Some brands are even taking it to the next level by using technologies such as Off The Wall to add e-commerce capabilities within their Facebook pages. Moreover, shopping carts such as Volusion even offer direct product feeds directly to Facebook pages to enable on-page purchases.
How Do Brands & Retailers Establish Themselves On Facebook?
- Establish a business account if you don’t already have one.
- Determine whether a fan page or group is more appropriate for your marketing purposes. For fashion brands, pages are usually better as they’re geared towards building long-term relationships.
- Review Facebook rules regarding business accounts.
- Obtain a Facebook vanity URL so that people can find your brand or store.
- Add basic information to the group or fan page such as links to the company site, events and tradeshows, links to other social sites (YouTube, Twitter) and email or newsletter subscription information.
- Use the photo galleries to create collections for your products. Upload them by each season’s collection, breaking them down into products categories – shirts, dresses, pants and accessories.

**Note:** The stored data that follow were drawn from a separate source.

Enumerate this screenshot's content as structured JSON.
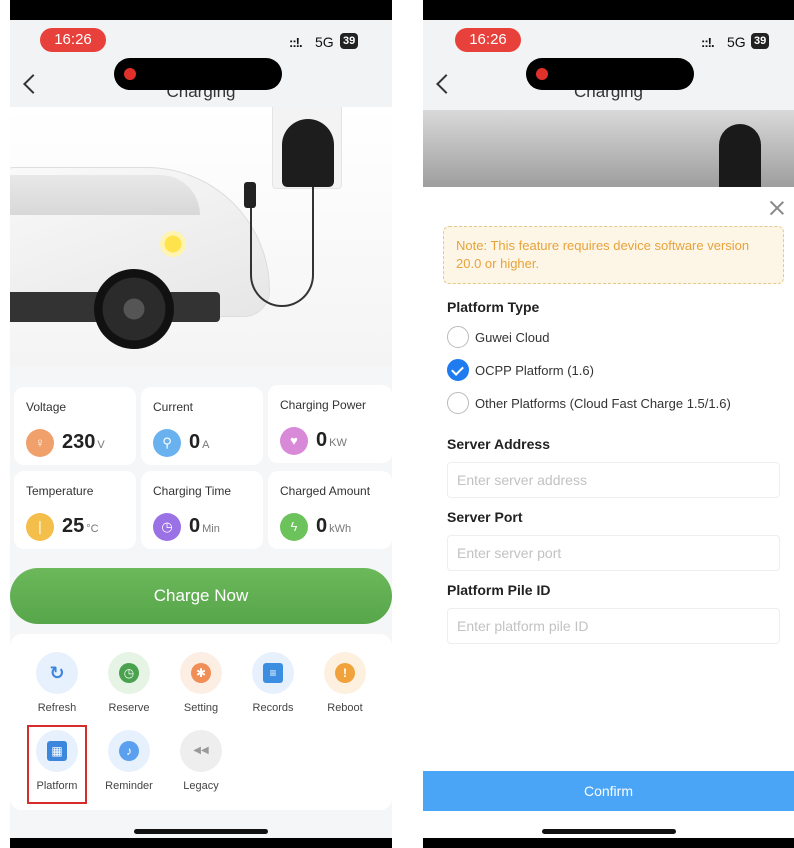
{
  "status_bar": {
    "time": "16:26",
    "signal": "::!.",
    "network": "5G",
    "battery": "39"
  },
  "left": {
    "nav_title": "Charging",
    "metrics": [
      {
        "label": "Voltage",
        "value": "230",
        "unit": "V"
      },
      {
        "label": "Current",
        "value": "0",
        "unit": "A"
      },
      {
        "label": "Charging Power",
        "value": "0",
        "unit": "KW"
      },
      {
        "label": "Temperature",
        "value": "25",
        "unit": "°C"
      },
      {
        "label": "Charging Time",
        "value": "0",
        "unit": "Min"
      },
      {
        "label": "Charged Amount",
        "value": "0",
        "unit": "kWh"
      }
    ],
    "charge_button": "Charge Now",
    "tools": [
      {
        "label": "Refresh",
        "glyph": "↻"
      },
      {
        "label": "Reserve",
        "glyph": "◷"
      },
      {
        "label": "Setting",
        "glyph": "✱"
      },
      {
        "label": "Records",
        "glyph": "≡"
      },
      {
        "label": "Reboot",
        "glyph": "!"
      },
      {
        "label": "Platform",
        "glyph": "▦"
      },
      {
        "label": "Reminder",
        "glyph": "♪"
      },
      {
        "label": "Legacy",
        "glyph": "◀◀"
      }
    ]
  },
  "right": {
    "nav_title": "Charging",
    "note": "Note: This feature requires device software version 20.0 or higher.",
    "platform_type_title": "Platform Type",
    "platform_options": [
      {
        "label": "Guwei Cloud",
        "selected": false
      },
      {
        "label": "OCPP Platform (1.6)",
        "selected": true
      },
      {
        "label": "Other Platforms (Cloud Fast Charge 1.5/1.6)",
        "selected": false
      }
    ],
    "server_address": {
      "title": "Server Address",
      "placeholder": "Enter server address"
    },
    "server_port": {
      "title": "Server Port",
      "placeholder": "Enter server port"
    },
    "pile_id": {
      "title": "Platform Pile ID",
      "placeholder": "Enter platform pile ID"
    },
    "confirm_button": "Confirm"
  },
  "colors": {
    "accent_green": "#5aa84c",
    "accent_blue": "#1e7bf0",
    "confirm_blue": "#4aa5f6",
    "note_text": "#e8a23a",
    "highlight_red": "#d62c2c",
    "time_pill": "#e8403a"
  }
}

- Use the photo galleries to create lookbooks of how you’d mix and match the products in your collections together. If you’re a retailer, you most likely carry a variety of lines, so get creative and add them together. If you’re an individual designer, partner with your other designers and create collections together. Be collaborative. Better yet, ask your fans and friends to help you out (that’s what user-generated content is).
- Post upcoming events including contests, giveaways and sales. If you’re a brand or retailer with a physical store, participate in pop-up events or trunk shows, create events and premieres on Facebook and promote them! Facebook can be used to drive in-store traffic and event participation. To track the percentage of attendance or participation, add an incentive to the event that only Facebook community members receive.
- If you’re a blogger or online fashion magazine site, consider Facebook Connect to add social networking features to your website. Install appropriate applications to integrate feeds from your blog and other social media accounts into your Facebook page.
- Encourage your fans to provide content, photos of how they wear your products, appropriate videos and their stories about how they became loyal customers or die hard fans. The best photos – feature, even make them your fan page profile’s photo for the week (kudos for Dunkin Donuts for thinking of this, everyone loves their 15 minutes of micro-fame, especial on the internet). Great engagement helps create brand awareness.
Food For Thought: The audience that visits a brand or retailer’s facebook group or fan page go there to interact – the key word being INTERACT. They act and interact differently than a customer who goes directly to a website or retail location.
WWD reported that Sephora doubled its sales during one if its Facebook campaigns. That’s incredible! It’s a perfect example of how a brand used social media to drive in-store and online sales. I’ve had similar results with blog contests and sponsored conversations.
How do you make facebook marketing successful? Strategy, implementation and proper campaign execution. It also depends on the product. Sephora, Anthropologie and H&M are going to have very different responses in sales than luxury items from Louis Vuitton or Gucci.